ライブドアによる錬金術とは一体何だったのか?【1.5&2.0同時投稿記事】

本質は単なる財テク


「人の行く裏に道あり花の山」

結論から言うと単なる財テク(の応用)だということ。バブル期にやっていたことを踏襲して規制緩和で認められた新手法に基づいて財テクの派生をやってただけのことなのだ。ある意においてはとても古典的なやり方ということもできる。だってバブル期にやっていたことをちょっとからくり深くしただけなんだから。ライブドアがやっていた錬金術には二つ手法がある。まず「株式分割」。次に「株式交換」だ。ひとつづつ解説しよう。

第一の手法「株式分割」


「ピザをいくら細かく切っても量は増えない」

「株式分割」について。この分割自体が悪いことなわけではない。例えば一株1000円のところを二株に分割すると一株500円になる。これが極端にシンプルな事例だ。ではなぜ「株式分割」するのか?もちろん単価が下がるのでより多くの投資家が参画できるようになる。資金力に劣る個人投資家などが従来高値で取引されていた株を求めやすくなる。このこと自体はルール上当然認められている。例えばカプコンなどもそのHPに載せているように社歴の中で戦略的な「株式分割」は度々してきた。流動性を高め投資家の関心を誘うこと自体は悪いことではない。当然ルールに基づいてやる「株式分割」は適法だ。

第二の手法「株式交換」


「人間とは取引をする動物である」

だが分割した株式を吊り上げるためにできることはいくらでもある。粉飾決算がその手法のうちのひとつだ。日本共産党の機関紙赤旗のとあるソースでは直接的な粉飾決算をこの時点でやっていたか否かまでは踏み込んで書かれていない。だが明らかなのは二つ目のライブドアのファクター「株式交換」であるという。企業買収において将来の自社株価を手元に有利な買収提案をすることができる…このシンプルな買収のルールをライブドアは悪用したのだと赤旗は主張する。要するに分割しまくってソイツを元手に交換式の買収をしまくる。実態の株式から逸脱し経営実態に見合わない巨額買収を繰り返す。そうすることで時限的でかつ極端なセルフバブルを引き起こしたのだ。

バサロ泳法は禁忌か?


「真ん中にグレーゾーンがありそこが一番広い」

ただ「株式分割」と同様当然正当な「株式交換」も当然ある…冒頭でも書いたがこれでは単なる財テクの応用である。どの新興企業も重々とやってきたことなのだ。要するにコアな問題はいわばこれがバサロ泳法に該当するのか否かなのかということである。どこからが違法でどこからが適法なのか?という線引きの難しいところをやってのけたのがライブドアという会社だったわけだ。方法はありきたりの財テクの応用…だがこれが閾値を超え多くの市場の混乱を招くに至った。ここまで来ると市場の管理側も投資家たちも黙ってはいない。当然責任者は処罰されたというわけ。これがライブドアの錬金術とその実態的な結果だったのだ。
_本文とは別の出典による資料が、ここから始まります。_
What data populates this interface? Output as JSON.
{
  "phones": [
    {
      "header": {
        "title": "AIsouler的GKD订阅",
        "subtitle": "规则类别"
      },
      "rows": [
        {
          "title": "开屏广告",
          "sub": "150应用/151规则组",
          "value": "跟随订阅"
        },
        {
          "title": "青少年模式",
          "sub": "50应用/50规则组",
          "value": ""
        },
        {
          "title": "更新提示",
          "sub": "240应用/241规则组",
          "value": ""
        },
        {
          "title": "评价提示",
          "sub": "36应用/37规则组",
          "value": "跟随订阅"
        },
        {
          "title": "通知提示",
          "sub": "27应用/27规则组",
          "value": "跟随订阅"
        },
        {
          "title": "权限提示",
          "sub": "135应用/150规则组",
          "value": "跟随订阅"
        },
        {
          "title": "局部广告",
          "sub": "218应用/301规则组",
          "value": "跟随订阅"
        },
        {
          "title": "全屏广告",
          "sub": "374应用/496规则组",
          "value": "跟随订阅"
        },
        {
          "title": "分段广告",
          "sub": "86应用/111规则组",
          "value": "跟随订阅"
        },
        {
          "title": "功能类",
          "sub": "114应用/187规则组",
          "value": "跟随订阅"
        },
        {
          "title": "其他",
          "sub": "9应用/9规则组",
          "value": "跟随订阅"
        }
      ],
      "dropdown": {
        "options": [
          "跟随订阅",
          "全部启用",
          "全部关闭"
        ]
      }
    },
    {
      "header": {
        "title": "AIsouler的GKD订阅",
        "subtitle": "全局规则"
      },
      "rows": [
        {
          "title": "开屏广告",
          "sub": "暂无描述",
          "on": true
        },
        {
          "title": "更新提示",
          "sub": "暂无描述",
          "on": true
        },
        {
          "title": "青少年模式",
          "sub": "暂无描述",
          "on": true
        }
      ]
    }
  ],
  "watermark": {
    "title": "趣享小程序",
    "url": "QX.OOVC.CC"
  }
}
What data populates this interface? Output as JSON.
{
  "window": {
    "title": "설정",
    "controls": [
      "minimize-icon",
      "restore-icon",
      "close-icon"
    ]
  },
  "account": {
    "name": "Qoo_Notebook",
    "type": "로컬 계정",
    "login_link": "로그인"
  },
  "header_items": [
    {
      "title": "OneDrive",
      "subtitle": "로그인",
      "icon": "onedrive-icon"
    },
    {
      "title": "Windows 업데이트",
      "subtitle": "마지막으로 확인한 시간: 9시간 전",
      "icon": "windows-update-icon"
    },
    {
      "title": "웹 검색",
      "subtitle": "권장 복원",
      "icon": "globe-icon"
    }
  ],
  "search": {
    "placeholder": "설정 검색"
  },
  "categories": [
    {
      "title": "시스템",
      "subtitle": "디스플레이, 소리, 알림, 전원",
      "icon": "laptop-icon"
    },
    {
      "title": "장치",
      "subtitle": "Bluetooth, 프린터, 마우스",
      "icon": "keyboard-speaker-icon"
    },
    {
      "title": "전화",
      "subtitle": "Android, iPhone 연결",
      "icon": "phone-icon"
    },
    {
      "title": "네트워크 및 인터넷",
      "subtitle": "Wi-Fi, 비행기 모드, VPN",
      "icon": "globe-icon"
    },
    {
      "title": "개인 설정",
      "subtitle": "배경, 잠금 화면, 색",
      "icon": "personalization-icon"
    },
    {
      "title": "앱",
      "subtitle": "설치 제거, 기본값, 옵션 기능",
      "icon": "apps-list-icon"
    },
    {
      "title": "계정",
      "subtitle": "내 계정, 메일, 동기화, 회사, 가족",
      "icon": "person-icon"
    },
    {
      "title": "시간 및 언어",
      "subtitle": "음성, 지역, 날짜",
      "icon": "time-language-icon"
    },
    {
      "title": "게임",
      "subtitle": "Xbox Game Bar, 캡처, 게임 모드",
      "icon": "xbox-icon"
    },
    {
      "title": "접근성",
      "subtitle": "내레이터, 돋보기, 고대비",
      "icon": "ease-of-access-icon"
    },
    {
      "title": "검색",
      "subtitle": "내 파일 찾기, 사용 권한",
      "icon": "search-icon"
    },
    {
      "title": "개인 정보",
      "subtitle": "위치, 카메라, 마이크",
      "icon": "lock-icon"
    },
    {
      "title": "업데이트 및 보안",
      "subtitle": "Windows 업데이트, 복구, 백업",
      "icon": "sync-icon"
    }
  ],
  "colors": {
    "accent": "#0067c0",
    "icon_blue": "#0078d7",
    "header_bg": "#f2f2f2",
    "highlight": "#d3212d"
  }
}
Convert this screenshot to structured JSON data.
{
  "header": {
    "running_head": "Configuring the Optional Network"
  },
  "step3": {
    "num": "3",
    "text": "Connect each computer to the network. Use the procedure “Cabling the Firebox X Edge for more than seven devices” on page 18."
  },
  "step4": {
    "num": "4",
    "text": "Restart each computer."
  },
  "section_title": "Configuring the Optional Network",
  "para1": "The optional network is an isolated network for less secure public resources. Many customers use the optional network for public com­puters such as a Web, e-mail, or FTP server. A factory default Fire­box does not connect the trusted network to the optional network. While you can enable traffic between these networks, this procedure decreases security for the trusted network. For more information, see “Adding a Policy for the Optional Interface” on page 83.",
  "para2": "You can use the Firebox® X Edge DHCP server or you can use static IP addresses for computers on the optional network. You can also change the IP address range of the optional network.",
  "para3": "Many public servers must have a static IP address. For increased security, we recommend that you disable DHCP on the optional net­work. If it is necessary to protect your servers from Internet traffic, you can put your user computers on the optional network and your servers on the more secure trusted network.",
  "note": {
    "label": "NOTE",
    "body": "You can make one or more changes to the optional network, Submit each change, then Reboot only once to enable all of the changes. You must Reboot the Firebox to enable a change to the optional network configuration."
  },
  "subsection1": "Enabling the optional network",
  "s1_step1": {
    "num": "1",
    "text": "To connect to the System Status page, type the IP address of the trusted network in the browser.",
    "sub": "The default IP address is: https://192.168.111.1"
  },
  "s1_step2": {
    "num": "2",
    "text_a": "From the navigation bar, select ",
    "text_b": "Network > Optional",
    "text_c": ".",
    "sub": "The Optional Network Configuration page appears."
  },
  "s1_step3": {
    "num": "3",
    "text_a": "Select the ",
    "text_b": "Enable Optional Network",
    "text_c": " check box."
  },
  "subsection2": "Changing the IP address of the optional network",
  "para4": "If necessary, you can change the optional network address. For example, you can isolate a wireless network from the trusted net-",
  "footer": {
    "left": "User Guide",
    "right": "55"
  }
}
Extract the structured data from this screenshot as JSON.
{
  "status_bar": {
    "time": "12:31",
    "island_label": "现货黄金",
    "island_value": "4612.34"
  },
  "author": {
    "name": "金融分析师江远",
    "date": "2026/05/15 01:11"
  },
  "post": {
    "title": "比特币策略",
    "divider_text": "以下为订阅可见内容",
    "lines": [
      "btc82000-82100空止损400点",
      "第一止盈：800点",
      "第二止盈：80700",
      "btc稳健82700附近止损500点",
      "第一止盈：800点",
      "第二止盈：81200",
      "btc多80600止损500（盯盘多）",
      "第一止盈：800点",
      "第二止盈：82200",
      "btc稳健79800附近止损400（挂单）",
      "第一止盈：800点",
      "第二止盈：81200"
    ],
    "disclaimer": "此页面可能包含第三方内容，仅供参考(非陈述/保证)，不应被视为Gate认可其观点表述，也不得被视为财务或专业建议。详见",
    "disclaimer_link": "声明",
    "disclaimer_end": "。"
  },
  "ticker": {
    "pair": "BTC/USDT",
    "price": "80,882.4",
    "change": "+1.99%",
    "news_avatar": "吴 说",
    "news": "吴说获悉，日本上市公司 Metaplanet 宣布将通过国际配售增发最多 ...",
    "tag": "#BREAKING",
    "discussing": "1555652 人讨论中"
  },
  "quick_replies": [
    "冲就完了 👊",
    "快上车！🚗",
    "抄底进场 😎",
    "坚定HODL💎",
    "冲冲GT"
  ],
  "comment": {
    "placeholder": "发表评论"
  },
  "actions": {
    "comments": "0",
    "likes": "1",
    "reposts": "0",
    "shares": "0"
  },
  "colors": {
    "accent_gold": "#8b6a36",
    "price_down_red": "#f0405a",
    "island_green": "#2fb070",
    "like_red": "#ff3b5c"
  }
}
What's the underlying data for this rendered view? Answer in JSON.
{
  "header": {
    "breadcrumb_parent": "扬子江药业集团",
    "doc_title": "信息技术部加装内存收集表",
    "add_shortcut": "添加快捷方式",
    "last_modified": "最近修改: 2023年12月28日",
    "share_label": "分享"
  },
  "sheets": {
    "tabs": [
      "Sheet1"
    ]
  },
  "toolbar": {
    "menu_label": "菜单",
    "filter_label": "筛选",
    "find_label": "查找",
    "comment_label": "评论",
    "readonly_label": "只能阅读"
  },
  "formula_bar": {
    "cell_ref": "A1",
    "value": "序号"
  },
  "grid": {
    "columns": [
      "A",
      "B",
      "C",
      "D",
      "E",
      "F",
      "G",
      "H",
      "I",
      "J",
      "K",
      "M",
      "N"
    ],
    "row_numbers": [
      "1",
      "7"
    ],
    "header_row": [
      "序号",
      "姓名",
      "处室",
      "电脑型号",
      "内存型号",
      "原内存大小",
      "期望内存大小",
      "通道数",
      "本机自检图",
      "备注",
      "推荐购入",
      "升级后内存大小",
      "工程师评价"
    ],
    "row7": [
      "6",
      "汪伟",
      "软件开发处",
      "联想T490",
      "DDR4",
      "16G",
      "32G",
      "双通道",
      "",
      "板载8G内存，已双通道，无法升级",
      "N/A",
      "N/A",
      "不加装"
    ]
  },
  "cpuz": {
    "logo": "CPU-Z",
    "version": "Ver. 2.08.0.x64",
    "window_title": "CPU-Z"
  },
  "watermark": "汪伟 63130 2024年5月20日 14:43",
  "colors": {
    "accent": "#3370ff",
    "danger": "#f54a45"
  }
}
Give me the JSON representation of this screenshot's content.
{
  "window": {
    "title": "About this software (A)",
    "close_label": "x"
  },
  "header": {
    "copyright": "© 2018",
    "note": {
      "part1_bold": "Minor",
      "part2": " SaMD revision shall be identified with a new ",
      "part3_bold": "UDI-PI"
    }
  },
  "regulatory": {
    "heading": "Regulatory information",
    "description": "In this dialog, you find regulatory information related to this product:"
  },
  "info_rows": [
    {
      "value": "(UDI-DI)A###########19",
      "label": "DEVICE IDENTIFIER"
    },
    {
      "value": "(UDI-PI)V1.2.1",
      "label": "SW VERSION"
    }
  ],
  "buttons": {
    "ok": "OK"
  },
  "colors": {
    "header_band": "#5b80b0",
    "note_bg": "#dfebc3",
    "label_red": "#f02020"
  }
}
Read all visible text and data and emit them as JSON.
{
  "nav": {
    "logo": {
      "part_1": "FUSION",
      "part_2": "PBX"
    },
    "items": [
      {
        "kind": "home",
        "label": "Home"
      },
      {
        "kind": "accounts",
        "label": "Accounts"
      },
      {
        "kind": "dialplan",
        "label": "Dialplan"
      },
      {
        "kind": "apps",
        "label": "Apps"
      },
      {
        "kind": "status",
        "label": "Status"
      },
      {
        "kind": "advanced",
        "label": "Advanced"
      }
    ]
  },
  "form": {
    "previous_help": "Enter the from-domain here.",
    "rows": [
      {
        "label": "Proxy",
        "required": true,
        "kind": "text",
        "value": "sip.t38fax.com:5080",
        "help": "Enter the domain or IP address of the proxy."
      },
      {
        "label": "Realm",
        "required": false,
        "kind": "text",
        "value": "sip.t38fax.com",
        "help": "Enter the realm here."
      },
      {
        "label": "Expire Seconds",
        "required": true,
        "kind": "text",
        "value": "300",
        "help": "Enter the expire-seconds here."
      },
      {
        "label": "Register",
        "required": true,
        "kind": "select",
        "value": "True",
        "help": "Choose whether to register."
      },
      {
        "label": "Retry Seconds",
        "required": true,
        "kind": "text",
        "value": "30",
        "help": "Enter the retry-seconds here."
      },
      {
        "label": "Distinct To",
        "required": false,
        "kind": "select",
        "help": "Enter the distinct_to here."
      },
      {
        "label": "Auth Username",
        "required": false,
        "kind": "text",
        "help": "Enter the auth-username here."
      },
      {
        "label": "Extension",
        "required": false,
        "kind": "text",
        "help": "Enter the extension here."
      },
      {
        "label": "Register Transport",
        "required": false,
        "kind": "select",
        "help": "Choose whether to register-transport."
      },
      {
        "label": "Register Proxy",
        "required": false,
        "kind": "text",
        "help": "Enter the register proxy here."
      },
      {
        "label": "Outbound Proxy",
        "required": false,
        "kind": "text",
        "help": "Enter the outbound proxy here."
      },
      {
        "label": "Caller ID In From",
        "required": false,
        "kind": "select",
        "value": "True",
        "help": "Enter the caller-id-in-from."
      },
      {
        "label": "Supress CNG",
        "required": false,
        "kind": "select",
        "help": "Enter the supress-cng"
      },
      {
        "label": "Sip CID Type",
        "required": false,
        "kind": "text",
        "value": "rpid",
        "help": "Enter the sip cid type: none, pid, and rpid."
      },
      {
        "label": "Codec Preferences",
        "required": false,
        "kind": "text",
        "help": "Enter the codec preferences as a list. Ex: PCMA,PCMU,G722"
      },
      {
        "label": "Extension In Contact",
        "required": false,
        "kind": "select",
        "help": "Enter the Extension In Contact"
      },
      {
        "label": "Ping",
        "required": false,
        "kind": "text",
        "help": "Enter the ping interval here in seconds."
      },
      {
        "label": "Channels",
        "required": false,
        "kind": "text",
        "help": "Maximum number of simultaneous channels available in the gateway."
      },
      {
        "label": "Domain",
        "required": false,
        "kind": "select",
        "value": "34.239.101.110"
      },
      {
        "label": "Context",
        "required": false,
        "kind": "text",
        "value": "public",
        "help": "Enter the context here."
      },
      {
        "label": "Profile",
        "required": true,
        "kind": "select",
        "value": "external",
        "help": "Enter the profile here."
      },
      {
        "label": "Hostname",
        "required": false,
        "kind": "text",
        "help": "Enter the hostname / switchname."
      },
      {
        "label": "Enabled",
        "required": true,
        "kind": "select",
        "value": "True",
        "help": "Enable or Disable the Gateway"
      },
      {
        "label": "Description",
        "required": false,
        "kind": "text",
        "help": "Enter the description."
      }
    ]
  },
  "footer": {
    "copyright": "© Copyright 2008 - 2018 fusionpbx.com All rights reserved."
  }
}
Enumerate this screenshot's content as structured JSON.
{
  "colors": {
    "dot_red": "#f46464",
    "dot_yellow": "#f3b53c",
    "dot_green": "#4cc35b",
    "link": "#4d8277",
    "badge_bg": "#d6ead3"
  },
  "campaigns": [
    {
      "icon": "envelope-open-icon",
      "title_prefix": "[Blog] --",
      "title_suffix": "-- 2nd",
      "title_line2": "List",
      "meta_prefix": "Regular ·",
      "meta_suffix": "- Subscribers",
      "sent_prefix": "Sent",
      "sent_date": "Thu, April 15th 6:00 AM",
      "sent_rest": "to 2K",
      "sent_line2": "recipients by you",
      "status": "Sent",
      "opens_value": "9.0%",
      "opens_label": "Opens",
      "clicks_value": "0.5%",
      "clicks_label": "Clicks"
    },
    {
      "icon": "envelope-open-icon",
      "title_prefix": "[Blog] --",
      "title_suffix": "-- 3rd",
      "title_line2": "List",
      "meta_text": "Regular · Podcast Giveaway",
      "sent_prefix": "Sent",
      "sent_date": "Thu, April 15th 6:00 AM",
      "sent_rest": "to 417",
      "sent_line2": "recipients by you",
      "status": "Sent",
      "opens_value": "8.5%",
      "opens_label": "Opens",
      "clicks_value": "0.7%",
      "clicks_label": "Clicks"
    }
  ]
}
消えたライブドアと適正な株価を目指すバークシャーの実存的違い


「辛抱する木に金がなる」

当然市場の反応も事後冷ややかだった。錬金術という小学生でも理解できる財テク手法が明るみになるに従いライブドアは解散され解体された。堀江はその後賠償に応じたことを自身のYouTubeチャンネルで語っている。結局錬金術は存在しなかった。それは仮想的なマネーを増大させバークシャーのような経営実体を反映した適正な株価の価値観・価値概念からは逸脱し一時的なセルフバブルを引き起こしただけだった。無から有が生まれるわけがない。それをあたかもビッグバンのように輝かせた(と見せかけた)時点でライブドアの将来は決まっていた。事実ライブドアはこの世から消えまたこの世の投資・投機の世界で生きる人々の記憶からも忘れ去られつつある。